We couldn't just update the web app to always send the message, because we couldn't be sure that the user had a version of the native app that was ready to receive and respond to the "start a call" message. So our web app needed to know which action to take, depending on which version of the native app it was loaded in: send the message or show a modal?

We decided to use a feature flagging system where the native app could let the web app know what to do. We again use React Native WebView's JavaScript injection capabilities, but this time we use it to set global variables that the web app can check.

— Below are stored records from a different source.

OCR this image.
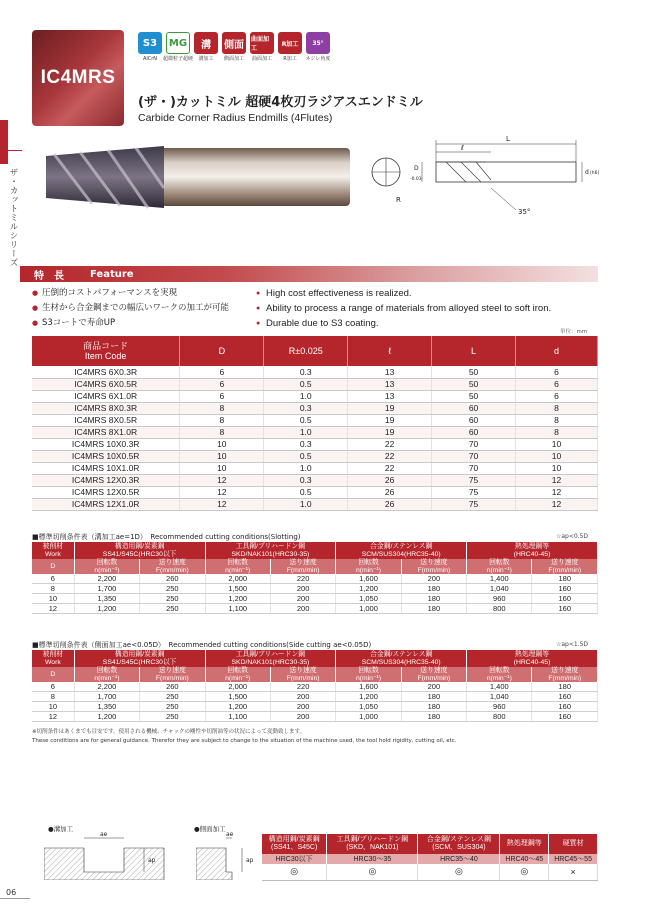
ザ・カットミルシリーズ
IC4MRS
S3
AlCrN
MG
超微粒子超硬
溝
溝加工
側面
側面加工
曲面加工
曲面加工
R加工
R加工
35°
ネジレ角度
(ザ・)カットミル 超硬4枚刃ラジアスエンドミル
Carbide Corner Radius Endmills (4Flutes)
L
ℓ
D
-0.03
d (h6)
R
35°
特　長	Feature
● 圧倒的コストパフォーマンスを実現
● 生材から合金鋼までの幅広いワークの加工が可能
● S3コートで寿命UP
● High cost effectiveness is realized.
● Ability to process a range of materials from alloyed steel to soft iron.
● Durable due to S3 coating.
単位：mm
商品コード
Item Code	D	R±0.025	ℓ	L	d
IC4MRS 6X0.3R	6	0.3	13	50	6
IC4MRS 6X0.5R	6	0.5	13	50	6
IC4MRS 6X1.0R	6	1.0	13	50	6
IC4MRS 8X0.3R	8	0.3	19	60	8
IC4MRS 8X0.5R	8	0.5	19	60	8
IC4MRS 8X1.0R	8	1.0	19	60	8
IC4MRS 10X0.3R	10	0.3	22	70	10
IC4MRS 10X0.5R	10	0.5	22	70	10
IC4MRS 10X1.0R	10	1.0	22	70	10
IC4MRS 12X0.3R	12	0.3	26	75	12
IC4MRS 12X0.5R	12	0.5	26	75	12
IC4MRS 12X1.0R	12	1.0	26	75	12
■標準切削条件表（溝加工ae=1D）　Recommended cutting conditions(Slotting)	☆ap<0.5D
被削材
Work	構造用鋼/炭素鋼
SS41/S45C(HRC30以下		工具鋼/プリハードン鋼
SKD/NAK101(HRC30-35)		合金鋼/ステンレス鋼
SCM/SUS304(HRC35-40)		熱処理鋼等
(HRC40-45)	
D	回転数
n(min⁻¹)	送り速度
F(mm/min)	回転数
n(min⁻¹)	送り速度
F(mm/min)	回転数
n(min⁻¹)	送り速度
F(mm/min)	回転数
n(min⁻¹)	送り速度
F(mm/min)
6	2,200	260	2,000	220	1,600	200	1,400	180
8	1,700	250	1,500	200	1,200	180	1,040	160
10	1,350	250	1,200	200	1,050	180	960	160
12	1,200	250	1,100	200	1,000	180	800	160
■標準切削条件表（側面加工ae<0.05D）　Recommended cutting conditions(Side cutting ae<0.05D)	☆ap<1.5D
被削材
Work	構造用鋼/炭素鋼
SS41/S45C(HRC30以下		工具鋼/プリハードン鋼
SKD/NAK101(HRC30-35)		合金鋼/ステンレス鋼
SCM/SUS304(HRC35-40)		熱処理鋼等
(HRC40-45)	
D	回転数
n(min⁻¹)	送り速度
F(mm/min)	回転数
n(min⁻¹)	送り速度
F(mm/min)	回転数
n(min⁻¹)	送り速度
F(mm/min)	回転数
n(min⁻¹)	送り速度
F(mm/min)
6	2,200	260	2,000	220	1,600	200	1,400	180
8	1,700	250	1,500	200	1,200	180	1,040	160
10	1,350	250	1,200	200	1,050	180	960	160
12	1,200	250	1,100	200	1,000	180	800	160
※切削条件はあくまでも目安です。使用される機械、チャックの剛性や切削油等の状況によって変動致します。
These conditions are for general guidance. Therefor they are subject to change to the situation of the machine used, the tool hold rigidity, cutting oil, etc.
●溝加工
ae
ap
●側面加工
ae
ap
構造用鋼/炭素鋼
(SS41、S45C)	工具鋼/プリハードン鋼
(SKD、NAK101)	合金鋼/ステンレス鋼
(SCM、SUS304)	熱処理鋼等	硬質材
HRC30以下	HRC30～35	HRC35～40	HRC40～45	HRC45～55
◎	◎	◎	◎	×
06
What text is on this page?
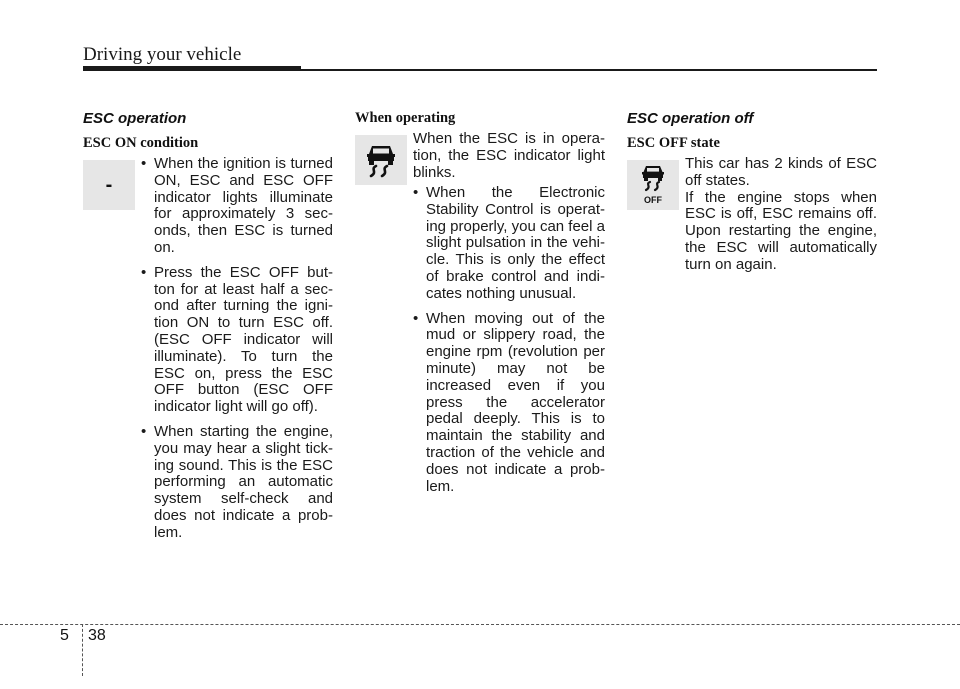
Driving your vehicle
ESC operation
ESC ON condition
-
• When the ignition is turned ON, ESC and ESC OFF indicator lights illuminate for approximately 3 sec- onds, then ESC is turned on.
• Press the ESC OFF but- ton for at least half a sec- ond after turning the igni- tion ON to turn ESC off. (ESC OFF indicator will illuminate). To turn the ESC on, press the ESC OFF button (ESC OFF indicator light will go off).
• When starting the engine, you may hear a slight tick- ing sound. This is the ESC performing an automatic system self-check and does not indicate a prob- lem.
When operating

When the ESC is in opera- tion, the ESC indicator light blinks.

• When the Electronic Stability Control is operat- ing properly, you can feel a slight pulsation in the vehi- cle. This is only the effect of brake control and indi- cates nothing unusual.
• When moving out of the mud or slippery road, the engine rpm (revolution per minute) may not be increased even if you press the accelerator pedal deeply. This is to maintain the stability and traction of the vehicle and does not indicate a prob- lem.
ESC operation off
ESC OFF state
OFF

This car has 2 kinds of ESC off states.

If the engine stops when ESC is off, ESC remains off. Upon restarting the engine, the ESC will automatically turn on again.

5 38
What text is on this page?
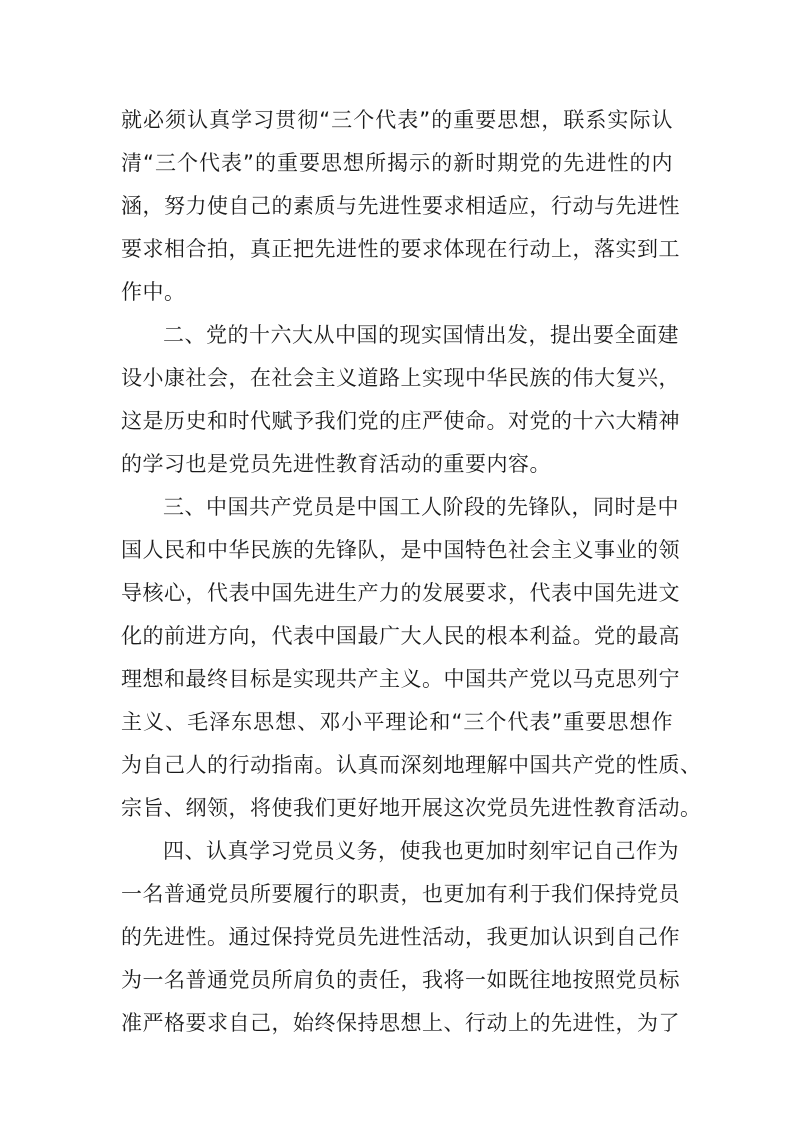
就必须认真学习贯彻“三个代表”的重要思想，联系实际认
清“三个代表”的重要思想所揭示的新时期党的先进性的内
涵，努力使自己的素质与先进性要求相适应，行动与先进性
要求相合拍，真正把先进性的要求体现在行动上，落实到工
作中。
二、党的十六大从中国的现实国情出发，提出要全面建
设小康社会，在社会主义道路上实现中华民族的伟大复兴，
这是历史和时代赋予我们党的庄严使命。对党的十六大精神
的学习也是党员先进性教育活动的重要内容。
三、中国共产党员是中国工人阶段的先锋队，同时是中
国人民和中华民族的先锋队，是中国特色社会主义事业的领
导核心，代表中国先进生产力的发展要求，代表中国先进文
化的前进方向，代表中国最广大人民的根本利益。党的最高
理想和最终目标是实现共产主义。中国共产党以马克思列宁
主义、毛泽东思想、邓小平理论和“三个代表”重要思想作
为自己人的行动指南。认真而深刻地理解中国共产党的性质、
宗旨、纲领，将使我们更好地开展这次党员先进性教育活动。
四、认真学习党员义务，使我也更加时刻牢记自己作为
一名普通党员所要履行的职责，也更加有利于我们保持党员
的先进性。通过保持党员先进性活动，我更加认识到自己作
为一名普通党员所肩负的责任，我将一如既往地按照党员标
准严格要求自己，始终保持思想上、行动上的先进性，为了
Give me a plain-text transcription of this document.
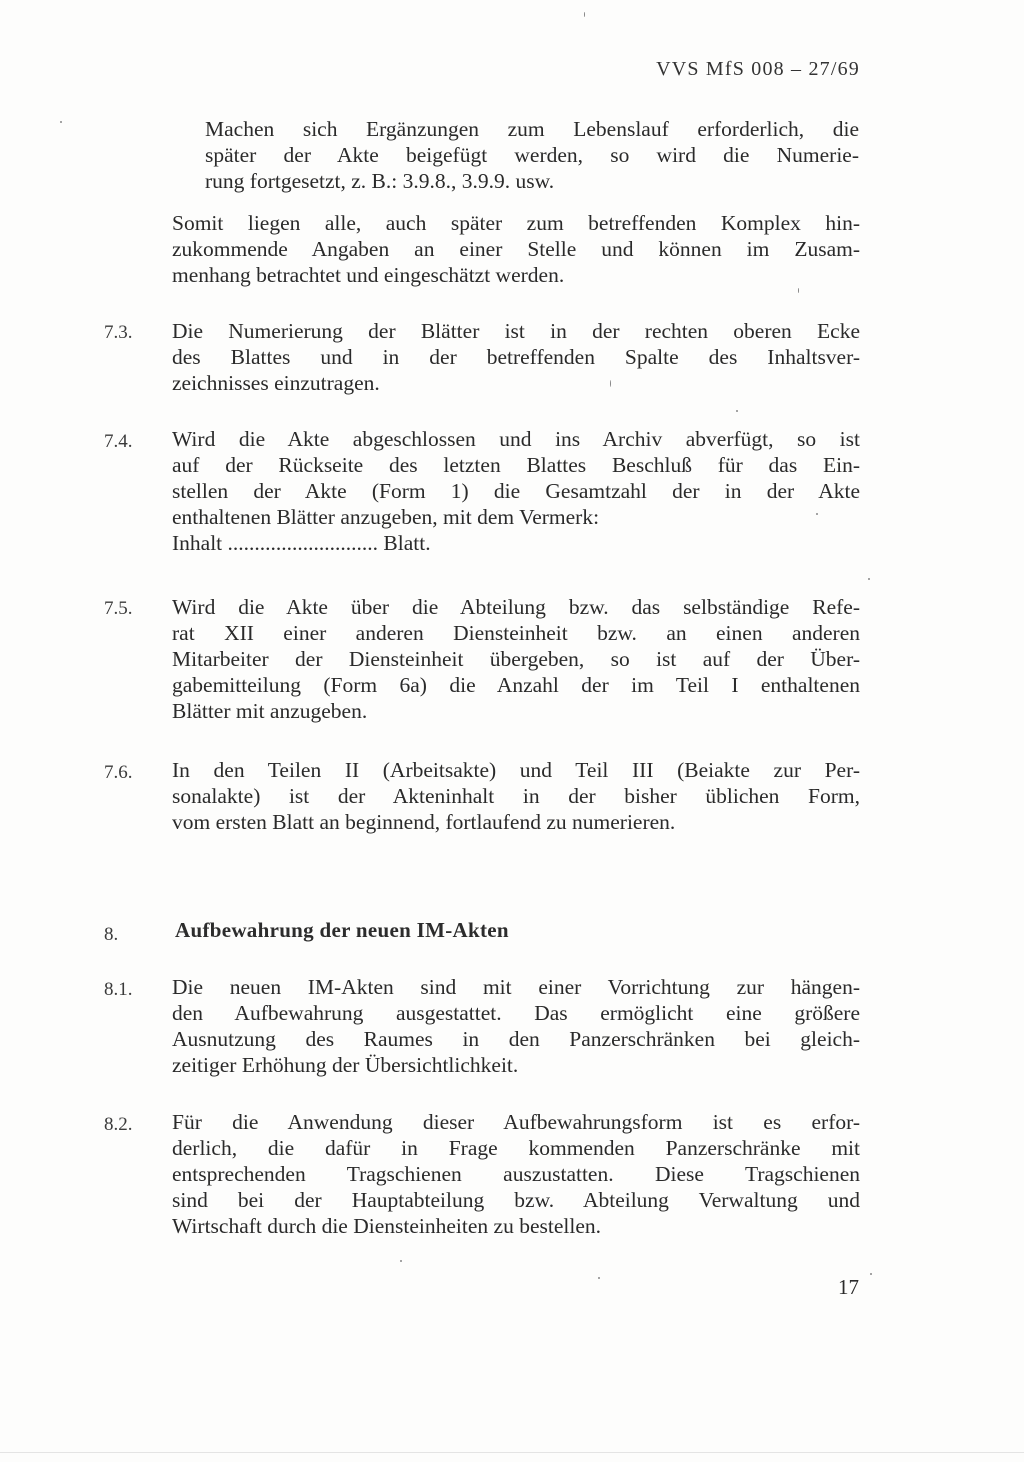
VVS MfS 008 – 27/69
Machen sich Ergänzungen zum Lebenslauf erforderlich, die
später der Akte beigefügt werden, so wird die Numerie-
rung fortgesetzt, z. B.: 3.9.8., 3.9.9. usw.
Somit liegen alle, auch später zum betreffenden Komplex hin-
zukommende Angaben an einer Stelle und können im Zusam-
menhang betrachtet und eingeschätzt werden.
7.3. Die Numerierung der Blätter ist in der rechten oberen Ecke
des Blattes und in der betreffenden Spalte des Inhaltsver-
zeichnisses einzutragen.
7.4. Wird die Akte abgeschlossen und ins Archiv abverfügt, so ist
auf der Rückseite des letzten Blattes Beschluß für das Ein-
stellen der Akte (Form 1) die Gesamtzahl der in der Akte
enthaltenen Blätter anzugeben, mit dem Vermerk:
Inhalt ............................ Blatt.
7.5. Wird die Akte über die Abteilung bzw. das selbständige Refe-
rat XII einer anderen Diensteinheit bzw. an einen anderen
Mitarbeiter der Diensteinheit übergeben, so ist auf der Über-
gabemitteilung (Form 6a) die Anzahl der im Teil I enthaltenen
Blätter mit anzugeben.
7.6. In den Teilen II (Arbeitsakte) und Teil III (Beiakte zur Per-
sonalakte) ist der Akteninhalt in der bisher üblichen Form,
vom ersten Blatt an beginnend, fortlaufend zu numerieren.
8.	Aufbewahrung der neuen IM-Akten
8.1. Die neuen IM-Akten sind mit einer Vorrichtung zur hängen-
den Aufbewahrung ausgestattet. Das ermöglicht eine größere
Ausnutzung des Raumes in den Panzerschränken bei gleich-
zeitiger Erhöhung der Übersichtlichkeit.
8.2. Für die Anwendung dieser Aufbewahrungsform ist es erfor-
derlich, die dafür in Frage kommenden Panzerschränke mit
entsprechenden Tragschienen auszustatten. Diese Tragschienen
sind bei der Hauptabteilung bzw. Abteilung Verwaltung und
Wirtschaft durch die Diensteinheiten zu bestellen.
17
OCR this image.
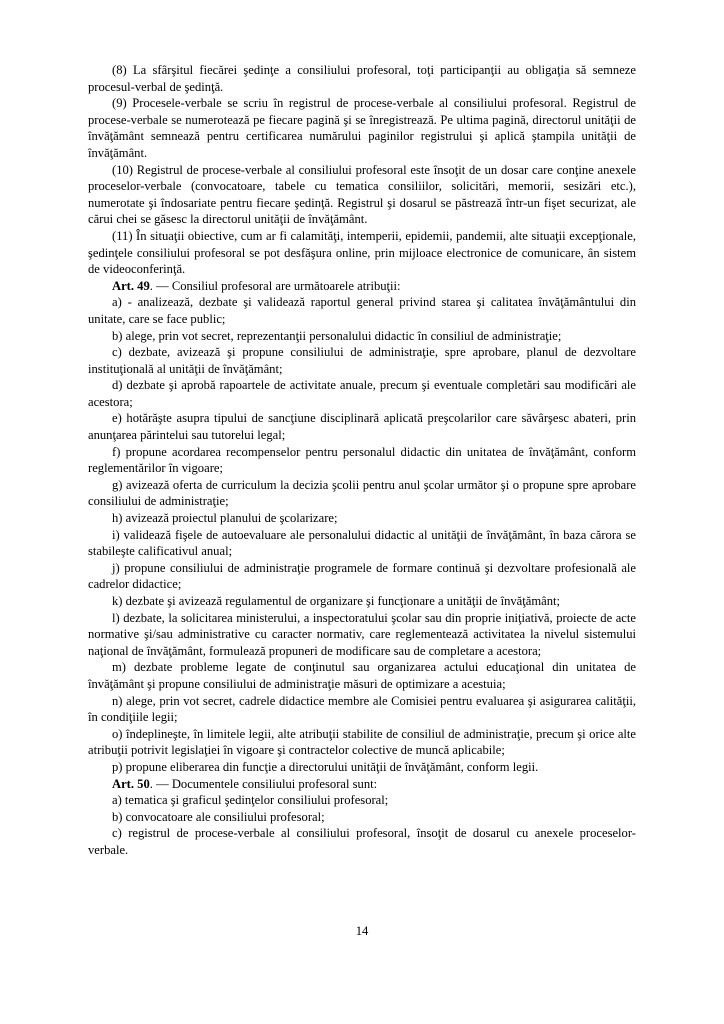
(8) La sfârşitul fiecărei şedinţe a consiliului profesoral, toţi participanţii au obligaţia să semneze procesul-verbal de şedinţă.

(9) Procesele-verbale se scriu în registrul de procese-verbale al consiliului profesoral. Registrul de procese-verbale se numerotează pe fiecare pagină şi se înregistrează. Pe ultima pagină, directorul unităţii de învăţământ semnează pentru certificarea numărului paginilor registrului şi aplică ştampila unităţii de învăţământ.

(10) Registrul de procese-verbale al consiliului profesoral este însoţit de un dosar care conţine anexele proceselor-verbale (convocatoare, tabele cu tematica consiliilor, solicitări, memorii, sesizări etc.), numerotate şi îndosariate pentru fiecare şedinţă. Registrul şi dosarul se păstrează într-un fişet securizat, ale cărui chei se găsesc la directorul unităţii de învăţământ.

(11) În situaţii obiective, cum ar fi calamităţi, intemperii, epidemii, pandemii, alte situaţii excepţionale, şedinţele consiliului profesoral se pot desfăşura online, prin mijloace electronice de comunicare, ân sistem de videoconferinţă.

Art. 49. — Consiliul profesoral are următoarele atribuţii:

a) - analizează, dezbate şi validează raportul general privind starea şi calitatea învăţământului din unitate, care se face public;

b) alege, prin vot secret, reprezentanţii personalului didactic în consiliul de administraţie;

c) dezbate, avizează şi propune consiliului de administraţie, spre aprobare, planul de dezvoltare instituţională al unităţii de învăţământ;

d) dezbate şi aprobă rapoartele de activitate anuale, precum şi eventuale completări sau modificări ale acestora;

e) hotărăşte asupra tipului de sancţiune disciplinară aplicată preşcolarilor care săvârşesc abateri, prin anunţarea părintelui sau tutorelui legal;

f) propune acordarea recompenselor pentru personalul didactic din unitatea de învăţământ, conform reglementărilor în vigoare;

g) avizează oferta de curriculum la decizia şcolii pentru anul şcolar următor şi o propune spre aprobare consiliului de administraţie;

h) avizează proiectul planului de şcolarizare;

i) validează fişele de autoevaluare ale personalului didactic al unităţii de învăţământ, în baza cărora se stabileşte calificativul anual;

j) propune consiliului de administraţie programele de formare continuă şi dezvoltare profesională ale cadrelor didactice;

k) dezbate şi avizează regulamentul de organizare şi funcţionare a unităţii de învăţământ;

l) dezbate, la solicitarea ministerului, a inspectoratului şcolar sau din proprie iniţiativă, proiecte de acte normative şi/sau administrative cu caracter normativ, care reglementează activitatea la nivelul sistemului naţional de învăţământ, formulează propuneri de modificare sau de completare a acestora;

m) dezbate probleme legate de conţinutul sau organizarea actului educaţional din unitatea de învăţământ şi propune consiliului de administraţie măsuri de optimizare a acestuia;

n) alege, prin vot secret, cadrele didactice membre ale Comisiei pentru evaluarea şi asigurarea calităţii, în condiţiile legii;

o) îndeplineşte, în limitele legii, alte atribuţii stabilite de consiliul de administraţie, precum şi orice alte atribuţii potrivit legislaţiei în vigoare şi contractelor colective de muncă aplicabile;

p) propune eliberarea din funcţie a directorului unităţii de învăţământ, conform legii.

Art. 50. — Documentele consiliului profesoral sunt:

a) tematica şi graficul şedinţelor consiliului profesoral;

b) convocatoare ale consiliului profesoral;

c) registrul de procese-verbale al consiliului profesoral, însoţit de dosarul cu anexele proceselor-verbale.

14
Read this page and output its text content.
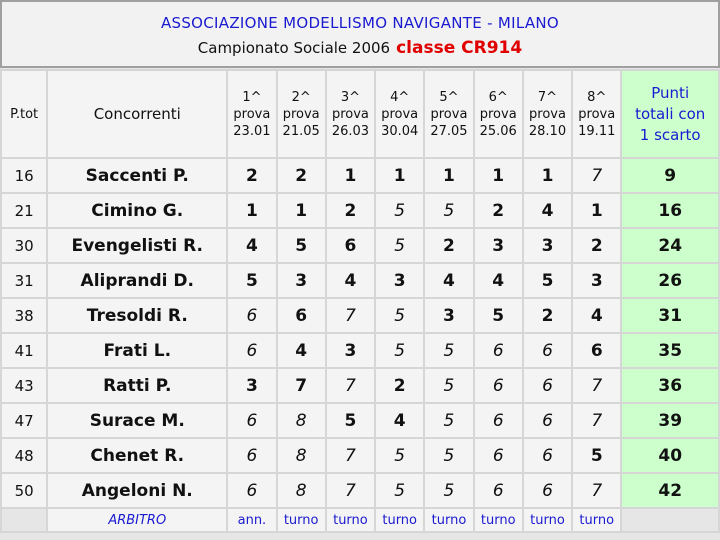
ASSOCIAZIONE MODELLISMO NAVIGANTE - MILANO
Campionato Sociale 2006 classe CR914
P.tot	Concorrenti	1^
prova
23.01	2^
prova
21.05	3^
prova
26.03	4^
prova
30.04	5^
prova
27.05	6^
prova
25.06	7^
prova
28.10	8^
prova
19.11	Punti
totali con
1 scarto
16	Saccenti P.	2	2	1	1	1	1	1	7	9
21	Cimino G.	1	1	2	5	5	2	4	1	16
30	Evengelisti R.	4	5	6	5	2	3	3	2	24
31	Aliprandi D.	5	3	4	3	4	4	5	3	26
38	Tresoldi R.	6	6	7	5	3	5	2	4	31
41	Frati L.	6	4	3	5	5	6	6	6	35
43	Ratti P.	3	7	7	2	5	6	6	7	36
47	Surace M.	6	8	5	4	5	6	6	7	39
48	Chenet R.	6	8	7	5	5	6	6	5	40
50	Angeloni N.	6	8	7	5	5	6	6	7	42
	ARBITRO	ann.	turno	turno	turno	turno	turno	turno	turno	
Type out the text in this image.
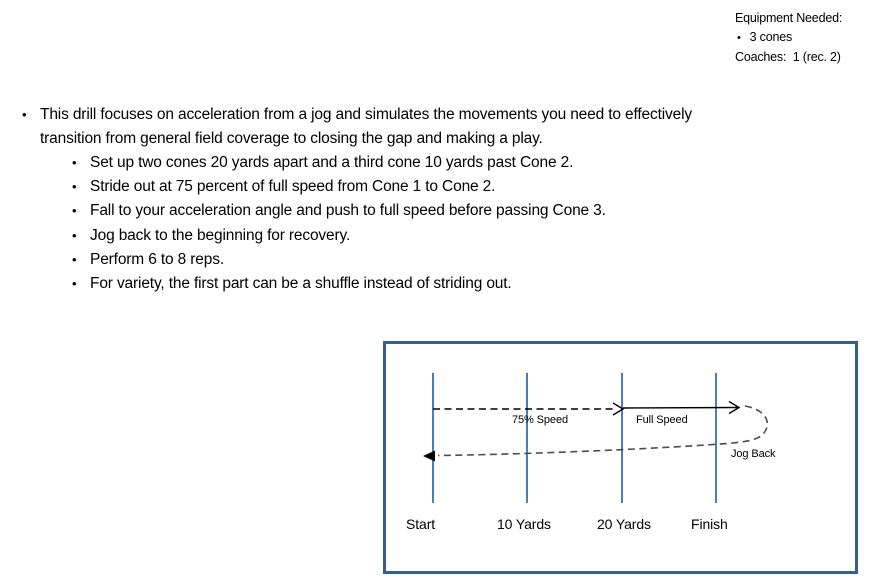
Equipment Needed:
• 3 cones
Coaches:  1 (rec. 2)
•
This drill focuses on acceleration from a jog and simulates the movements you need to effectively transition from general field coverage to closing the gap and making a play.
•
Set up two cones 20 yards apart and a third cone 10 yards past Cone 2.
•
Stride out at 75 percent of full speed from Cone 1 to Cone 2.
•
Fall to your acceleration angle and push to full speed before passing Cone 3.
•
Jog back to the beginning for recovery.
•
Perform 6 to 8 reps.
•
For variety, the first part can be a shuffle instead of striding out.
75% Speed	Full Speed
Jog Back
Start	10 Yards	20 Yards	Finish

It looks something like this:

const preScript = `
window.ReactNativeWebView.IS_CALLING_ENABLED = ${featureEnabled('calling')};
window.ReactNativeWebView.IS_SEARCH_ENABLED = ${featureEnabled('search')};
// ... etc
`;

return (
  <WebView
    injectedJavaScriptBeforeContentLoaded={preScript}
    {...otherProps}
  />
);

This then sets global variables that our web app can check whenever certain actions come up, so it might:

const makeCall = (
  leadId: string,
  contactId: string,
  phoneNumber: string
) => {
  if (window.ReactNativeWebView?.IS_CALLING_ENABLED) {
    postMessageToRN(
      'callInitiated',
       {
        leadId,
        contactId,
        phoneNumber,
      },
    );
  } else {
    // Show calling not available modal
  }
}

We then deploy our updated web app with the flag check, and then only native apps that are ready to handle calls will receive the callInitiated method.

Closing Thoughts

Having a loosely coupled, strongly typed message passing system between our native app and web app took some consideration and work, but in the end it has turned out to be a robust and pleasant way to implement new features and evolve our native app and web app without bringing any of our systems down.

If you're using a web view to in your native app, consider setting up something similar. While some things are harder to do with message passing instead of direct manipulation, the developer experience gains are well worth the trouble in those edge cases.